Había allí un jarro lleno de vinagre. Empaparon una esponja en vinagre, la
sujetaron a un hisopo y se la acercaron a la boca. Jesús tomó el vinagre y dijo:
—Está acabado» (Jn 19,28-30).
Las dos frases se
encuadran en un párrafo que explicita la teología de Juan sobre la persona de
Jesús como Hijo de Dios que tiene perfecto dominio de su vida. Él sabe por qué
ha venido al mundo: «Tanto amó Dios al mundo, que entregó a su Hijo único, para
que quien crea en él no perezca, sino tenga vida eterna» (Jn 3,16); y conoce
los acontecimientos históricos y su función en ellos por la plataforma que le
da su preexistencia en la gloria del Padre: «El Hijo no hace nada por su cuenta
si no se lo ve hacer al Padre. Lo que aquél hace lo hace igualmente el Hijo»
(5,19; cf. 8,28; 17,5). Así las cosas, tanto en la cena de despedida de sus
discípulos en la que, con el ejemplo de lavarles los pies, les manda servirse
mutuamente (13,1), como antes de ser apresado por los soldados (18,4), afirma
poco antes de morir: «Jesús, sabiendo...». Este dominio de su vida, que suprime
cualquier influencia o capacidad de decisión de los hombres sobre él, excluye
las estratagemas de las autoridades judías para crucificarle y la sentencia
condenatoria de Pilato. Si él va a morir es porque entrega su vida como un don,
no porque se la quiten (10,17-18).
Más aún. Jesús da su vida
como la expresión máxima del amor: «Nadie tiene amor más grande que el que da
la vida por los amigos» (Jn 15,13, cf. 13,1). El amor como único horizonte
vital para los discípulos (Jn 13,34-35) hace posible la comprensión y
experiencia del contenido de su obra, la que ha cumplido Jesús en estos
momentos de pasar de esta vida a la gloria del Padre: «Vino a los suyos, y los
suyos no la [Palabra] acogieron. Pero a los que la recibieron los hizo capaces
de ser hijos de Dios: a los que creen en él» (Jn 1,12). La filiación divina de
las criaturas, nacida y cultivada en la relación de amor entre el Padre y el
Hijo y de la Trinidad con los hombres, es la obra que ha llevado a cabo Jesús
en su ministerio desde que puso su morada entre nosotros (Jn 1,14); y, con ello,
ha cumplido la Escritura y ha finalizado su existencia en la historia humana.

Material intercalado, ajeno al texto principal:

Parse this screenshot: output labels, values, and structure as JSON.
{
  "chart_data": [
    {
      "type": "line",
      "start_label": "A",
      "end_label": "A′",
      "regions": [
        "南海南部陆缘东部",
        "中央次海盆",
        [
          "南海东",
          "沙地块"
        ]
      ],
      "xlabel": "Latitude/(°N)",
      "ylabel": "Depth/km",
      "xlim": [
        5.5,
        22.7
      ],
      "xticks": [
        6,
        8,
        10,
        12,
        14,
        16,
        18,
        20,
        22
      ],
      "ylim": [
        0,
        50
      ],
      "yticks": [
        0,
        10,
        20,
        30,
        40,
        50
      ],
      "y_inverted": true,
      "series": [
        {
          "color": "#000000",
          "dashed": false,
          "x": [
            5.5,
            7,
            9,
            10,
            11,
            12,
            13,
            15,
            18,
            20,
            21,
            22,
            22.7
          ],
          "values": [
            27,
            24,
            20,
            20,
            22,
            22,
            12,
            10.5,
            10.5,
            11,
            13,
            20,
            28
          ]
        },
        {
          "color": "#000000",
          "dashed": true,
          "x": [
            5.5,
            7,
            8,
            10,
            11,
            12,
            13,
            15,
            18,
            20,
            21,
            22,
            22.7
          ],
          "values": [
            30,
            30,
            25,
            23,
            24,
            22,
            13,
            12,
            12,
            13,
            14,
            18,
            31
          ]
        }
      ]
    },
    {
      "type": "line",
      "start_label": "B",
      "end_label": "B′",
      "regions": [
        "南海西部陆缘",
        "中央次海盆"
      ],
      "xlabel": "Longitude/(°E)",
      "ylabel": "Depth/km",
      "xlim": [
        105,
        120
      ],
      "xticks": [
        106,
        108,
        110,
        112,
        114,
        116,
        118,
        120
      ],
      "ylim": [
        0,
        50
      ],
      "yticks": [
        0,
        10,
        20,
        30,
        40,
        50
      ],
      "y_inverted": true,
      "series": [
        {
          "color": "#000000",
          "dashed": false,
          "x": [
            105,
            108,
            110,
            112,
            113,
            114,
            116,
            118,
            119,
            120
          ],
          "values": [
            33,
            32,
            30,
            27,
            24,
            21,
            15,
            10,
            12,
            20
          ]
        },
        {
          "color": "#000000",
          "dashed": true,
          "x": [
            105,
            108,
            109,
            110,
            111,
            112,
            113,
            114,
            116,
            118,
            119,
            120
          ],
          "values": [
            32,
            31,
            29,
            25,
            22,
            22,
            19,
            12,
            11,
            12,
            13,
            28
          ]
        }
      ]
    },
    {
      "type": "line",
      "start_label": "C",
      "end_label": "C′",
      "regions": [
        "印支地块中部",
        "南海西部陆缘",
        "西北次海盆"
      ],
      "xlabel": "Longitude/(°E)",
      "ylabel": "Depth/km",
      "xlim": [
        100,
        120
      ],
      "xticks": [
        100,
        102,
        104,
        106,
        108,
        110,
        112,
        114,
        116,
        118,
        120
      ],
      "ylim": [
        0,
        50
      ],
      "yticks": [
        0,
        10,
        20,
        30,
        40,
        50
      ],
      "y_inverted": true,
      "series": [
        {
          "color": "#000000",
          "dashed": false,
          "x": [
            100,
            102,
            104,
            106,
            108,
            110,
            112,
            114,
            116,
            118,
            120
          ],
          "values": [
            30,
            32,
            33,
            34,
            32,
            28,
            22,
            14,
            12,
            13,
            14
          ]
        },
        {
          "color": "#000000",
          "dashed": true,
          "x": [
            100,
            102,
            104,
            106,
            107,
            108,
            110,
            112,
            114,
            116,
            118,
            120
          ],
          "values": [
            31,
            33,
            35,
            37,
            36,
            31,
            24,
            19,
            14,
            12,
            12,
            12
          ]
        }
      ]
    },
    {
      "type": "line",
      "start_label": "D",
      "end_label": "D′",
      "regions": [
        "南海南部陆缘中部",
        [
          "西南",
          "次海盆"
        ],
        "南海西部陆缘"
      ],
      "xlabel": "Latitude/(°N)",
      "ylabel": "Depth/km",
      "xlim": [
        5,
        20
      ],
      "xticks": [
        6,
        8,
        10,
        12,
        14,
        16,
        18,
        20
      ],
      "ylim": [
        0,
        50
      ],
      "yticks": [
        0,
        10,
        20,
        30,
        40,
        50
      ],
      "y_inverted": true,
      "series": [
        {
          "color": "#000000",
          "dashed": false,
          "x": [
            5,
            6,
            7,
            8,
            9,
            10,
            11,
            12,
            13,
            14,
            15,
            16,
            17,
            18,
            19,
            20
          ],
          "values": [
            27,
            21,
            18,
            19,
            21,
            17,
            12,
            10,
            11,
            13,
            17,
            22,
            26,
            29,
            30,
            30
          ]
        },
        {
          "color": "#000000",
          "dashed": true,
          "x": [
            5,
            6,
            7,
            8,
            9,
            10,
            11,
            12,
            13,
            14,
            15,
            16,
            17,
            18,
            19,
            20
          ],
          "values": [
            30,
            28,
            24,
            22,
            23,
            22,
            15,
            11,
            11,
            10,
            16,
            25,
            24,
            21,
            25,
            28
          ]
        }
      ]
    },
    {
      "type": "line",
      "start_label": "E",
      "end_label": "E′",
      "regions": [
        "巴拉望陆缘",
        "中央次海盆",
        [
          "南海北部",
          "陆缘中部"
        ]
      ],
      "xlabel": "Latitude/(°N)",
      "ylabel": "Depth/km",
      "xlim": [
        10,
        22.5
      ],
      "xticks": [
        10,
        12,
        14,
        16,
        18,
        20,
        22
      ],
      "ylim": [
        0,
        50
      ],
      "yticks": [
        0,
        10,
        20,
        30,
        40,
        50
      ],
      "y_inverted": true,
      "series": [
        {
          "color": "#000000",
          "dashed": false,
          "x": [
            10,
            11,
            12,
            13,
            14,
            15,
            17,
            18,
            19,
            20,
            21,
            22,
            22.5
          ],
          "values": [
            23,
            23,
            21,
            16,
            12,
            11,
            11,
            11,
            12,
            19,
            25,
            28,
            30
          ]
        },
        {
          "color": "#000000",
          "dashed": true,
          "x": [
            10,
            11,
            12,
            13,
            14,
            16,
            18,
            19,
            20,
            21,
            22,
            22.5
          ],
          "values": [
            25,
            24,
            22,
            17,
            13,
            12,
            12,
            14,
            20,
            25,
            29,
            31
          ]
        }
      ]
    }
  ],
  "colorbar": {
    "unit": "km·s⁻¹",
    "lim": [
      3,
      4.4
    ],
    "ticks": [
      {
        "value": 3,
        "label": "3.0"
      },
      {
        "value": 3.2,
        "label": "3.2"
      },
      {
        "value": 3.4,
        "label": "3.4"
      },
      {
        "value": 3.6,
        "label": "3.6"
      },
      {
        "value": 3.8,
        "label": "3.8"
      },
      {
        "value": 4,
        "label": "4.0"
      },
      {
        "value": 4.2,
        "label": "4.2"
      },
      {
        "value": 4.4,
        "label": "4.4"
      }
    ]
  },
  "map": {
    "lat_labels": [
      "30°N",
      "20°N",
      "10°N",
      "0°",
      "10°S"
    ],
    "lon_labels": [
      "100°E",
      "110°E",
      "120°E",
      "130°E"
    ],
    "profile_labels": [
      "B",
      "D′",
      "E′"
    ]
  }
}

La tarea que le ha encomendado Dios ya está hecha (14,31; 17,4). Ha obedecido
con precisión su voluntad: «La copa que me ha ofrecido mi Padre ¿no la voy a
beber?» (18,11). Esa voluntad es su alimento (4,34). Por eso provoca con su petición,
«tengo sed», que le den vinagre para beberlo y observar la Escritura, petición
muy distante de lo comentado de Marcos, Mateo y Lucas donde los soldados o
asistentes son los que se la ofrecen para seguir martirizándolo.